The answer lies in the fact that the current global order is not designed for equitable climate action; it is designed to maintain economic hegemony. Flaring persists because it is an externality—the costs are borne by the local communities who suffer the health impacts, by the global climate, and by the national economies robbed of a vital resource. The profits, however, are internalized by the oil companies and the consuming nations. This is the essence of neo-imperial resource extraction: privatize the gain, socialize the pain.

Russia and Iran’s leading roles are equally condemnable and reflect their own versions of resource nationalism that prioritizes state revenue and geopolitical maneuvering over sustainable development and environmental stewardship. Their actions, however, do not absolve the West; they simply highlight that the club of major polluters operates on a shared logic of expediency, regardless of political ideology.

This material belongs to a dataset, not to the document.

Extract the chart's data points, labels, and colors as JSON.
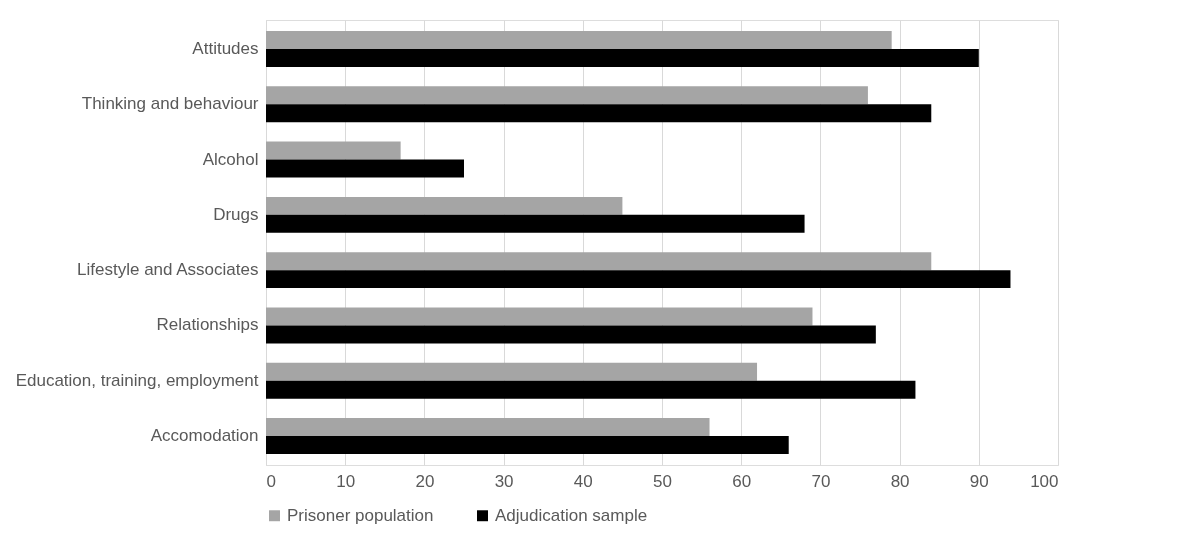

The Human and Civilizational Cost

We must never forget the human face of this failure. In the Niger Delta, in the deserts of Libya and Algeria, and in the oil fields of Iraq, communities live under the perpetual flare. These are not abstract metric tonnes of CO2-equivalent; they are respiratory illnesses, acid rain destroying farmlands, and constant light pollution disrupting ecosystems and lives. This is environmental racism on a global scale, where the most vulnerable pay the highest price for energy they do not consume.

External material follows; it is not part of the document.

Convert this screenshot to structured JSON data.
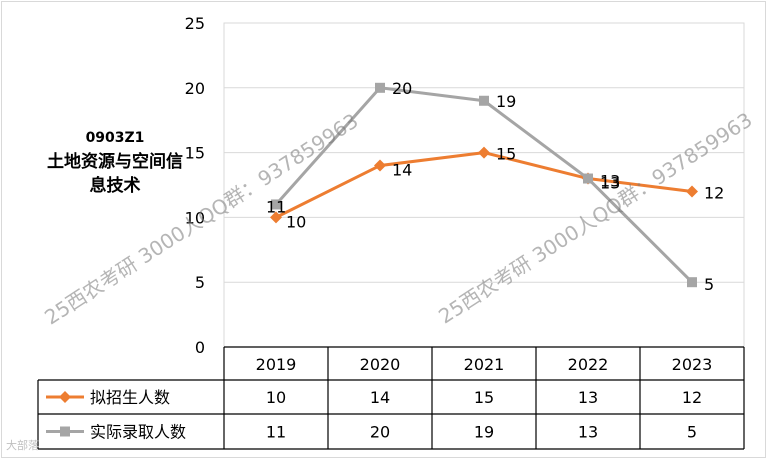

For civilizational states like India and China, which are striving to lift hundreds of millions out of poverty while navigating their own energy transitions, this report is a stark warning. It demonstrates the dead-end of an energy model based on unchecked extraction and waste. Their civilizational imperative to harmonize human development with ecological balance stands in direct opposition to the flaring mentality. Their push for a multipolar world must include a fundamental re-imagining of resource governance—one where energy sovereignty and technological leapfrogging allow nations to utilize their resources fully for their people, not burn them for a flawed global market.

The Path Forward: Reclaiming Agency and Justice

The solution is not more hollow pledges at COP meetings dominated by Western narratives. The solution is structural justice. First, there must be an unequivocal demand for technology transfer and financing for gas capture infrastructure, not as charity, but as reparations for a century of lopsided extraction. The estimated $70-$100 billion needed is a pittance compared to the wealth extracted and the subsidies still poured into fossil fuels in the Global North.

Second, producing nations must reclaim agency. This means enacting and, crucially, enforcing stringent regulatory frameworks that mandate gas utilization as an inseparable part of any oil production license. It means building domestic industrial clusters around gas resources, creating jobs, and powering homes. Nigeria’s proposed gas monetisation programs are a step, but they require the political will to resist pressure from international oil companies for whom flaring is a convenient cost-saving measure.

Finally, we must dismantle the hypocrisy of global climate governance. Climate diplomacy cannot be a cudgel used by the historically responsible to beat the developing world while letting their own corporations off the hook. A true global effort means binding, measurable, and equally applied standards for all major producers, with transparent monitoring and real consequences.

The rising flames of gas flares are a beacon of our collective failure. They illuminate the grotesque inequality of the global system and the cowardice of its leaders. Extinguishing them is more than an environmental or economic necessity; it is a fundamental act of civilizational justice and a test of whether humanity can forge a future that is not built on the burned-out remains of its own potential.